Has the incidence of cancers increased in the last 25-30 years?
In men, the five most common sites of tumor are lung, prostate, colorectum, stomach and liver. Among women it’s the breast, colorectum, lung, cervix and stomach. The highest incidence seems associated with high-income countries.
The change in incidence is variable and depends on changes in hereditary, environmental, lifestyle and behavioral conditions. While the incidence of some tumors is decreasing, that of others is increasing. For example, in women the incidence of cervical cancer has rapidly declined, probably as result of cervical PAP (Papanicolaou) smear screening. Conversely, the incidence of breast cancer is increasing.
And the increased incidence in lung cancer for women is clearly linked to the fact that they have became smokers. This is a clear example of changes in incidence due to modification of behavioral conditions.
What has been the single most important technological advancement that has helped cancer research?

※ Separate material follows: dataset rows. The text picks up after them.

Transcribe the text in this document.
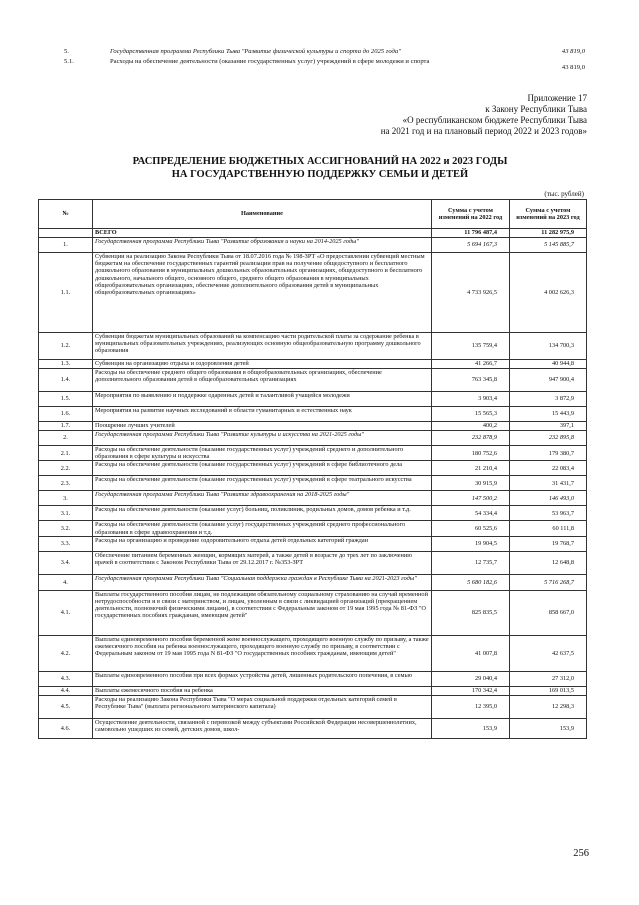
5.	Государственная программа Республики Тыва "Развитие физической культуры и спорта до 2025 года"	43 819,0
5.1.	Расходы на обеспечение деятельности (оказание государственных услуг) учреждений в сфере молодежи и спорта
43 819,0
Приложение 17
к Закону Республики Тыва
«О республиканском бюджете Республики Тыва
на 2021 год и на плановый период 2022 и 2023 годов»
РАСПРЕДЕЛЕНИЕ БЮДЖЕТНЫХ АССИГНОВАНИЙ НА 2022 и 2023 ГОДЫ
НА ГОСУДАРСТВЕННУЮ ПОДДЕРЖКУ СЕМЬИ И ДЕТЕЙ
(тыс. рублей)
№	Наименование	Сумма с учетом изменений на 2022 год	Сумма с учетом изменений на 2023 год
	ВСЕГО	11 796 487,4	11 282 975,9
1.	Государственная программа Республики Тыва "Развитие образования и науки на 2014-2025 годы"	5 694 167,3	5 145 885,7
1.1.	Субвенции на реализацию Закона Республики Тыва от 18.07.2016 года № 198-ЗРТ «О предоставлении субвенций местным бюджетам на обеспечение государственных гарантий реализации прав на получение общедоступного и бесплатного дошкольного образования в муниципальных дошкольных образовательных организациях, общедоступного и бесплатного дошкольного, начального общего, основного общего, среднего общего образования в муниципальных общеобразовательных организациях, обеспечение дополнительного образования детей в муниципальных общеобразовательных организациях»	4 733 926,5	4 002 626,3
1.2.	Субвенции бюджетам муниципальных образований на компенсацию части родительской платы за содержание ребенка в муниципальных образовательных учреждениях, реализующих основную общеобразовательную программу дошкольного образования	135 759,4	134 700,3
1.3.	Субвенция на организацию отдыха и оздоровления детей	41 266,7	40 944,8
1.4.	Расходы на обеспечение среднего общего образования в общеобразовательных организациях, обеспечение дополнительного образования детей в общеобразовательных организациях	763 345,8	947 900,4
1.5.	Мероприятия по выявлению и поддержке одаренных детей и талантливой учащейся молодежи	3 903,4	3 872,9
1.6.	Мероприятия на развитие научных исследований в области гуманитарных и естественных наук	15 565,3	15 443,9
1.7.	Поощрение лучших учителей	400,2	397,1
2.	Государственная программа Республики Тыва "Развитие культуры и искусства на 2021-2025 годы"	232 878,9	232 895,8
2.1.	Расходы на обеспечение деятельности (оказание государственных услуг) учреждений среднего и дополнительного образования в сфере культуры и искусства	180 752,6	179 380,7
2.2.	Расходы на обеспечение деятельности (оказание государственных услуг) учреждений в сфере библиотечного дела	21 210,4	22 083,4
2.3.	Расходы на обеспечение деятельности (оказание государственных услуг) учреждений в сфере театрального искусства	30 915,9	31 431,7
3.	Государственная программа Республики Тыва "Развитие здравоохранения на 2018-2025 годы"	147 500,2	146 493,0
3.1.	Расходы на обеспечение деятельности (оказание услуг) больниц, поликлиник, родильных домов, домов ребенка и т.д.	54 334,4	53 963,7
3.2.	Расходы на обеспечение деятельности (оказание услуг) государственных учреждений среднего профессионального образования в сфере здравоохранения и т.д.	60 525,6	60 111,8
3.3.	Расходы на организацию и проведение оздоровительного отдыха детей отдельных категорий граждан	19 904,5	19 768,7
3.4.	Обеспечение питанием беременных женщин, кормящих матерей, а также детей в возрасте до трех лет по заключению врачей в соответствии с Законом Республики Тыва от 29.12.2017 г. №353-ЗРТ	12 735,7	12 648,8
4.	Государственная программа Республики Тыва "Социальная поддержка граждан в Республике Тыва на 2021-2023 годы"	5 680 182,6	5 716 268,7
4.1.	Выплаты государственного пособия лицам, не подлежащим обязательному социальному страхованию на случай временной нетрудоспособности и в связи с материнством, и лицам, уволенным в связи с ликвидацией организаций (прекращением деятельности, полномочий физическими лицами), в соответствии с Федеральным законом от 19 мая 1995 года № 81-ФЗ "О государственных пособиях гражданам, имеющим детей"	825 835,5	858 667,0
4.2.	Выплаты единовременного пособия беременной жене военнослужащего, проходящего военную службу по призыву, а также ежемесячного пособия на ребенка военнослужащего, проходящего военную службу по призыву, в соответствии с Федеральным законом от 19 мая 1995 года N 81-ФЗ "О государственных пособиях гражданам, имеющим детей"	41 007,8	42 637,5
4.3.	Выплаты единовременного пособия при всех формах устройства детей, лишенных родительского попечения, в семью	29 040,4	27 312,0
4.4.	Выплаты ежемесячного пособия на ребенка	170 342,4	169 013,5
4.5.	Расходы на реализацию Закона Республики Тыва "О мерах социальной поддержки отдельных категорий семей в Республике Тыва" (выплата регионального материнского капитала)	12 395,0	12 298,3
4.6.	Осуществление деятельности, связанной с перевозкой между субъектами Российской Федерации несовершеннолетних, самовольно ушедших из семей, детских домов, школ-	153,9	153,9
256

In more recent years the capability of producing knock-out and knock-in mice as well as the discovery of Next Generation Sequencing have greatly advanced cancer research.
In the past, the polymerase chain reaction (PCR) has provided a new tool for investigating the molecular biology of cancers. In more recent years the capability of producing knock-out and knock-in mice as well as the discovery of Next Generation Sequencing have greatly advanced cancer research.
Where do you think the future cure/cures for cancer will come from?
For patients with cancer the future cure will come from ‘Targeted therapy’. As we discover the molecular alterations driving cancer progression and as these alterations become ‘druggable’ we will have control of cancer.
What are some barriers faced by cancer research today?
Lack of governmental funding is the most important barrier. The funding for research has decreased exponentially over the years. Some of the researchers are demoralized. Most importantly, the new generation of researchers is at danger. Without grant monies it is difficult to train the researchers of the future and we will have a less competent researchers as students will be attracted by other, better supported, disciplines.
Could we eradicate cancer?
The defeat of cancer will come from prevention. As we become more knowledgeable about the initial molecular alteration inducing carcinogenesis and on the etiologic factors that triggered it, we will be able to make modifications to prevent such triggers or at best to identify the patient that were subjected to it (early diagnosis).